Sulfonylureas can also contribute to weight gain. Because of these side effects and the way these drugs can advance pancreatic beta cell burnout, some recommend the use of sulfonylureas (“A dynamic duo for T2DM” by C. Winter, in Nurse Practitioner Perspective, July/August 2015).

Biguinides in another class of oral medications for diabetes. This has become first-line treatment. It lowers the blood glucose level by decreasing the breakdown of the storage form of glucose in the liver. Because it doesn’t increase insulin production, it doesn’t cause hypoglycemia. It can cause diarrhea, especially when treatment is started at a high dose.

Glitazones are medications that make the insulin receptors more sensitive to insulin. They can cause the body to retain fluids and this can potentially worsen heart failure.

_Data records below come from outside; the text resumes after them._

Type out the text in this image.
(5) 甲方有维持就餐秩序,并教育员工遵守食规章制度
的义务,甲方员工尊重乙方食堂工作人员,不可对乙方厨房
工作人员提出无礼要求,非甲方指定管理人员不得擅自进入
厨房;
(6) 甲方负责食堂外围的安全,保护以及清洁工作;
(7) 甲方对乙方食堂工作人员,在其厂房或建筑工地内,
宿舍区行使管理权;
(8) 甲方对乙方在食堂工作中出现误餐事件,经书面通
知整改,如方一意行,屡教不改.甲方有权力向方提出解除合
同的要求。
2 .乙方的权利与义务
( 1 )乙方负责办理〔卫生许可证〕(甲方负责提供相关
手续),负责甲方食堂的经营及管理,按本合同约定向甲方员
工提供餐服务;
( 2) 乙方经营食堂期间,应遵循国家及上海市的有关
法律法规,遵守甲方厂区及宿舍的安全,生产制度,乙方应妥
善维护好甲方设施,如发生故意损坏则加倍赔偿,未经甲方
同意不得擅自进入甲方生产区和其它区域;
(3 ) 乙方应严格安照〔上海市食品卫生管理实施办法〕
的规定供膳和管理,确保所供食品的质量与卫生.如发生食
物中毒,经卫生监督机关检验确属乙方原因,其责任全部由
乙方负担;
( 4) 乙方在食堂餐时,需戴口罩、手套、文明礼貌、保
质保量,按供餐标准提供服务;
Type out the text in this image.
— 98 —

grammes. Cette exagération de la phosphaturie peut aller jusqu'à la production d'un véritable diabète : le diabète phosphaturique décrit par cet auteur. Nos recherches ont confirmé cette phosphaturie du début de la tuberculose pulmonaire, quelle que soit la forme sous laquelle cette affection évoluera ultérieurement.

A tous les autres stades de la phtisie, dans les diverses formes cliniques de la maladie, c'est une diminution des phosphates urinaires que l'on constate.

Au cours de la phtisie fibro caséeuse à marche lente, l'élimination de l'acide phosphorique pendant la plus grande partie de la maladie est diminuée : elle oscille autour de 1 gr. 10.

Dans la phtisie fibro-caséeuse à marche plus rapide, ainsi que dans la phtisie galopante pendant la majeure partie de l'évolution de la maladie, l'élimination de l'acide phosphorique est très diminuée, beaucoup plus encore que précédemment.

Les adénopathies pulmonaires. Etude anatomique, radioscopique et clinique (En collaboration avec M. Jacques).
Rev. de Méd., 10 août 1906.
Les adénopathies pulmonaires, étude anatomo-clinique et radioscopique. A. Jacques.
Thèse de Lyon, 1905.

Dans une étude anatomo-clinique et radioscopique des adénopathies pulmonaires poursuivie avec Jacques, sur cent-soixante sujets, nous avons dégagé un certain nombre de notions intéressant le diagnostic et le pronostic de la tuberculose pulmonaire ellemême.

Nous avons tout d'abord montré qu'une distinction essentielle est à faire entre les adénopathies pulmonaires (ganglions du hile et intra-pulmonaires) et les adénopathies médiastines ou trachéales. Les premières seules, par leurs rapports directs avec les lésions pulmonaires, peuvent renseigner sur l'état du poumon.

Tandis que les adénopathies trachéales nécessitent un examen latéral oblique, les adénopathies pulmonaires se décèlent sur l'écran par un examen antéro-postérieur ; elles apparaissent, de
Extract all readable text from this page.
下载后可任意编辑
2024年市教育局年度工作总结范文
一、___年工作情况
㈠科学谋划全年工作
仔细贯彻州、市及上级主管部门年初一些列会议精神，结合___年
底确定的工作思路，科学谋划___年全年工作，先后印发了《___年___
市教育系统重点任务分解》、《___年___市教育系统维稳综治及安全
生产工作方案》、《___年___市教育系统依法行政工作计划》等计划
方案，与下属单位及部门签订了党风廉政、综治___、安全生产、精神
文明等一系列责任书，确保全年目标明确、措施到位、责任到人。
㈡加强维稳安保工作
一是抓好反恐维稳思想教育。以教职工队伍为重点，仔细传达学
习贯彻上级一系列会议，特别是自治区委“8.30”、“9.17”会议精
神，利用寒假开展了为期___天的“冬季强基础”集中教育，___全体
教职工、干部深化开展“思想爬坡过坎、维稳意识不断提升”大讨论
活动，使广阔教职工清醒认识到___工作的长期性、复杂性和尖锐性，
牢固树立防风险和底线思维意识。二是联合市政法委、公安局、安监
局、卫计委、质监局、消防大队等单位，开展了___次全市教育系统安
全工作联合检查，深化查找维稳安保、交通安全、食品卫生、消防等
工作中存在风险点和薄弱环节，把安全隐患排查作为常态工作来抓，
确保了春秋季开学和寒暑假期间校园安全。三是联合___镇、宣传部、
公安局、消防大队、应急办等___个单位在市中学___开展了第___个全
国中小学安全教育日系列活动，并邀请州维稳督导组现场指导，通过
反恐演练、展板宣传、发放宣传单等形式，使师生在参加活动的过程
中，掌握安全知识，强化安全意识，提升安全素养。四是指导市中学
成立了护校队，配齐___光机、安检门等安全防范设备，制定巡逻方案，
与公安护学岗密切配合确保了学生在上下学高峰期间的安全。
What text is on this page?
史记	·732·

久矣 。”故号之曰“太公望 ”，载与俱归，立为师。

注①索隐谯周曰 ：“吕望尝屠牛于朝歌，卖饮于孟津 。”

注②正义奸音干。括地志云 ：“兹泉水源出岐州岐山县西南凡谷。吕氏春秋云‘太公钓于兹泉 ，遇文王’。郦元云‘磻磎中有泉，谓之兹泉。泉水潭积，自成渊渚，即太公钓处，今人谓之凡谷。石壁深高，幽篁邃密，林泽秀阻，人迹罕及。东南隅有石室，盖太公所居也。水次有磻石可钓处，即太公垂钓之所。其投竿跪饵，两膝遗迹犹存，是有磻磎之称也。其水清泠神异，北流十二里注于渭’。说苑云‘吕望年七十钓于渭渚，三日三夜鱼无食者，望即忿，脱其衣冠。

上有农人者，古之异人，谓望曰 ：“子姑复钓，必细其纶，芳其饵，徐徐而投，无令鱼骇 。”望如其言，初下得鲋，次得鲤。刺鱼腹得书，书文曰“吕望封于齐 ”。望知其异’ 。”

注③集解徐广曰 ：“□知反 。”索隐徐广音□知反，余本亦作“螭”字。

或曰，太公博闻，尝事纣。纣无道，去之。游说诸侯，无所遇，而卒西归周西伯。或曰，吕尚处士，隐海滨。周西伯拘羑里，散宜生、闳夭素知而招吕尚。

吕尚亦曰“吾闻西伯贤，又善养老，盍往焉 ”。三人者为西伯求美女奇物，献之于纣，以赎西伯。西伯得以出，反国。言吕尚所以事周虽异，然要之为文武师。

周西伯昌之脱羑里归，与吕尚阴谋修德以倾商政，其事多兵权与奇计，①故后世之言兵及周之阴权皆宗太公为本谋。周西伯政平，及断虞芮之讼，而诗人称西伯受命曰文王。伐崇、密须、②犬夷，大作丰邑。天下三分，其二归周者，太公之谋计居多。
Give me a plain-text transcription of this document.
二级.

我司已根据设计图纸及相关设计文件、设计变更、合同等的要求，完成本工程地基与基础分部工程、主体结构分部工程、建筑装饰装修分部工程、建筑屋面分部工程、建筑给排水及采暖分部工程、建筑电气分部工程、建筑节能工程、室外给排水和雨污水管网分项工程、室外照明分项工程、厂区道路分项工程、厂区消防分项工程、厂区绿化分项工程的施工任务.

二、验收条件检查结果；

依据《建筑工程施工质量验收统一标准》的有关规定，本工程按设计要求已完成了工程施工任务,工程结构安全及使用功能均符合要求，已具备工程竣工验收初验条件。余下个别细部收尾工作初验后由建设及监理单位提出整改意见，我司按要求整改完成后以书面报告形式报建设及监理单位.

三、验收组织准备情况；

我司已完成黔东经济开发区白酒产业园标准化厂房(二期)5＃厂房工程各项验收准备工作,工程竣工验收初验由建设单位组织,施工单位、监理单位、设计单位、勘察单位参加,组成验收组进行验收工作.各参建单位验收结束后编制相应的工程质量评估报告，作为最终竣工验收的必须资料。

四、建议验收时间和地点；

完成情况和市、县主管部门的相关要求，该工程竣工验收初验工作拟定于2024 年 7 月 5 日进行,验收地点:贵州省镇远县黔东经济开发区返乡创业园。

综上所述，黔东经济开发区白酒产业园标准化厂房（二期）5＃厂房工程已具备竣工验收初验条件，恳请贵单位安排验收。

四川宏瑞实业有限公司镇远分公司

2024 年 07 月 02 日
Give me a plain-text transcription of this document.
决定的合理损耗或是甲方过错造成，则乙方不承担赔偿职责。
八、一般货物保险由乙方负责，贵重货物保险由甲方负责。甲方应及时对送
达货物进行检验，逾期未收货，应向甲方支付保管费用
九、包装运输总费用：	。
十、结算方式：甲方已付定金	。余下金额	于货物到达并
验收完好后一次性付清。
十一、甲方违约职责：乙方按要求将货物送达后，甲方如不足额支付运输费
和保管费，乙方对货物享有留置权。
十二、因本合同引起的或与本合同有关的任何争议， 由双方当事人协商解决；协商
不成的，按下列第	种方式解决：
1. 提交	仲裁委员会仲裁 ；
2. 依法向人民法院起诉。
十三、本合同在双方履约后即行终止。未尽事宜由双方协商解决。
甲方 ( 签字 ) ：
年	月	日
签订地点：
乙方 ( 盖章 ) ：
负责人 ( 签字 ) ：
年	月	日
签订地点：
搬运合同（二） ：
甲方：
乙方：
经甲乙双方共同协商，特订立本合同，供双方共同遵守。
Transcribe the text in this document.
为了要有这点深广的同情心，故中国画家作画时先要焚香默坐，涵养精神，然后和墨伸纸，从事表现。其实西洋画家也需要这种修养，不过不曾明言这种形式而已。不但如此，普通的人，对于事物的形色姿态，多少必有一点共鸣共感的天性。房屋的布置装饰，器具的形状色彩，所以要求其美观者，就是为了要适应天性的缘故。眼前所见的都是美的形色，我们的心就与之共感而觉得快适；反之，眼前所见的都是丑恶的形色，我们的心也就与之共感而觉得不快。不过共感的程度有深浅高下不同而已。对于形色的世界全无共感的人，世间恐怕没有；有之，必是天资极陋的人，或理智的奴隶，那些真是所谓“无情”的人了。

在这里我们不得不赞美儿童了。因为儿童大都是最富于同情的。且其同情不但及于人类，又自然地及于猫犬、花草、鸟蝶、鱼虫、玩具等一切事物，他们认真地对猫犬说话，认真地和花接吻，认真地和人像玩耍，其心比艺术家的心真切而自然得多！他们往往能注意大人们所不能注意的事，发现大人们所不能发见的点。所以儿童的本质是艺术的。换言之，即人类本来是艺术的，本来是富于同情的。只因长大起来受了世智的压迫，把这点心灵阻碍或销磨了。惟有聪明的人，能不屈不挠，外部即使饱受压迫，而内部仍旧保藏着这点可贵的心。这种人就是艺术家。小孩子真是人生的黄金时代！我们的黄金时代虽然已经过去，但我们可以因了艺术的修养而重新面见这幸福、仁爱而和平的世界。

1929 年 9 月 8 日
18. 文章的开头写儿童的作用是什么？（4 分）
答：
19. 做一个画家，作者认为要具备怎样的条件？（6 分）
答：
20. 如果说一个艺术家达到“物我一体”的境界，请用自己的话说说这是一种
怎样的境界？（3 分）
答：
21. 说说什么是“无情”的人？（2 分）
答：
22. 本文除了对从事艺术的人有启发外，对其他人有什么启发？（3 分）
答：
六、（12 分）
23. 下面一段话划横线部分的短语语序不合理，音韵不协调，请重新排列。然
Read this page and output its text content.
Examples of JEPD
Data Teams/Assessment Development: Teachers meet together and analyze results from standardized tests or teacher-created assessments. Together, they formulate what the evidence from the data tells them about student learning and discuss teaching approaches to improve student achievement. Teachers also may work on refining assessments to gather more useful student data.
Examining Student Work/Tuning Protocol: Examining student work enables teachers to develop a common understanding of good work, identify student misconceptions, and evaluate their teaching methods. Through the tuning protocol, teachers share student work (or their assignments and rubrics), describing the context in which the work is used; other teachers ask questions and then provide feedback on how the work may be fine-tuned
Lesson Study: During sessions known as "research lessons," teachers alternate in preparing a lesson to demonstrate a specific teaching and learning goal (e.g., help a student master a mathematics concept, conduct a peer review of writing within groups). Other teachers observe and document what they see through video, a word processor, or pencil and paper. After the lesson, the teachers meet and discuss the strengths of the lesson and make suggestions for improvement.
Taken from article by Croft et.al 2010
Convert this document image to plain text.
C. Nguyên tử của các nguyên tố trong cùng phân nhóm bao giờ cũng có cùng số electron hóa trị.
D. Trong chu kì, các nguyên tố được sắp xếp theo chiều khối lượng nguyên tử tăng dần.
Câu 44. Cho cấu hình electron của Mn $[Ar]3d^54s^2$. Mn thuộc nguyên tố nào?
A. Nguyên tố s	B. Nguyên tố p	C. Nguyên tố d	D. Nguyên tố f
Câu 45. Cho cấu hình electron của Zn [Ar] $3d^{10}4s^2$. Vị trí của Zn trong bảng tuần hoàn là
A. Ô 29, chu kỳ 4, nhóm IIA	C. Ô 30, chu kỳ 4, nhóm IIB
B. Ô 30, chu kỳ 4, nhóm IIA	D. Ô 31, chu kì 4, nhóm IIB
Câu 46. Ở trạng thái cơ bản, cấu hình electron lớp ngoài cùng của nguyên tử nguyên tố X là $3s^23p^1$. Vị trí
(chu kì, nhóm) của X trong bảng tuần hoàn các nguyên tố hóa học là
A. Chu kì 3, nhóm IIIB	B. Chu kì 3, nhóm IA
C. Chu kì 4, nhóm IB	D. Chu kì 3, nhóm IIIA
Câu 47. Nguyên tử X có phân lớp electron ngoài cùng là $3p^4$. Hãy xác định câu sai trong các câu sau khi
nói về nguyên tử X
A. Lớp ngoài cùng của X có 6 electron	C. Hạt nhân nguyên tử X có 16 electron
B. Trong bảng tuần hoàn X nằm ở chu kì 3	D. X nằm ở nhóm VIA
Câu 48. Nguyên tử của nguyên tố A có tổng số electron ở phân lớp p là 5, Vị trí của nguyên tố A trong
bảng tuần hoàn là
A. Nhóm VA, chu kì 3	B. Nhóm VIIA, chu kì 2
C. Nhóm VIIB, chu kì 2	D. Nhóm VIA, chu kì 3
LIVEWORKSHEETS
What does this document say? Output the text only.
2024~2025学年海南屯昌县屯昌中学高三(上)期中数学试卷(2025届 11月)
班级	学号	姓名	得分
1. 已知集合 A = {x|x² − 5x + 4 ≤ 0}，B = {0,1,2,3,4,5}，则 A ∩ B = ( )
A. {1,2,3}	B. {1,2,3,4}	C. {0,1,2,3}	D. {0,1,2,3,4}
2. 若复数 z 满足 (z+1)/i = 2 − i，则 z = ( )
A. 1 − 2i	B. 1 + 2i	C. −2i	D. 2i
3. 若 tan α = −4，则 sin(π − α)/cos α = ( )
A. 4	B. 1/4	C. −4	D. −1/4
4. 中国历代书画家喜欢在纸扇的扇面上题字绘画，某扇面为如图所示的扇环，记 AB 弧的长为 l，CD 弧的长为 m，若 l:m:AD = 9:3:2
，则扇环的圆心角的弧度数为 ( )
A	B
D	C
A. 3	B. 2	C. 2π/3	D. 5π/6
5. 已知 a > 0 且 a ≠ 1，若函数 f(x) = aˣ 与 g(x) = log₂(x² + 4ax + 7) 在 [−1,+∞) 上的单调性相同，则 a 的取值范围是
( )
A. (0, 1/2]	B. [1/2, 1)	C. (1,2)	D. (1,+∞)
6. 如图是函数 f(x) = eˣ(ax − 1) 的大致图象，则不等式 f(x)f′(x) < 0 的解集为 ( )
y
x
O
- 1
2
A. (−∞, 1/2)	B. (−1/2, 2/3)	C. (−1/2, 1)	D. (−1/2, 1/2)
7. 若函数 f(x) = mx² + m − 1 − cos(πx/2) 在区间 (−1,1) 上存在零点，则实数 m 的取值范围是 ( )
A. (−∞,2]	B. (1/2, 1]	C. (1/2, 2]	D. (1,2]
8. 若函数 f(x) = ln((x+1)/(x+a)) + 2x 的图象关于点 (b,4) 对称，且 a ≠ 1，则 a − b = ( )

Alpha glucosidase inhibitors decrease the breakdown of complex carbohydrates like bread into simple sugars like glucose. These drugs are particularly helpful in decreasing the after meal rise in blood sugar. Side effects they can cause include flatus and diarrhea. They don’t lower the average blood sugar as much as the other oral diabetes medications. This is measured by a test called a hemoglobin A1C. It measures how much glucose is attached to red blood cells and the level goes up the more glucose the cells are exposed to so it is much better at gauging diabetes management.

Adherence is a common issue for the treatment of many chronic illness. In “Failure to Reach Target Glycosylated A1C Levels Among Patients with Diabetes Who Are Adherent to Their Antidiabetic Medication” by D. Juarez, et al (Population Health Management, Volume 17, number 4, for 2014) the compliance rate for diabetes medication use ranges from 67 to 85%. This article studied the records of thousands of patients that were deemed adherent to their medication regime. Adherence was assessed based on patients getting their medications refilled. 56.1% of such compliant patients were deemed to have poor control of their diabetes. This was quantified as having a hemoglobin A1C of >7%. One of the responses to this low rate of success was that diet, weight management and/or exercise were not being fully attended to. There are certainly other possibilities, some of which they suggested. But, as was noted in C. Winter’s article, diet and exercise can lower the glycosylated hemoglobin (hgb A1C) by 1 to 2%. This is a significant decrease and perhaps an area that needs to be emphasized.

This article is not intended to replace your health care provider. The intent is to make important information about medications available.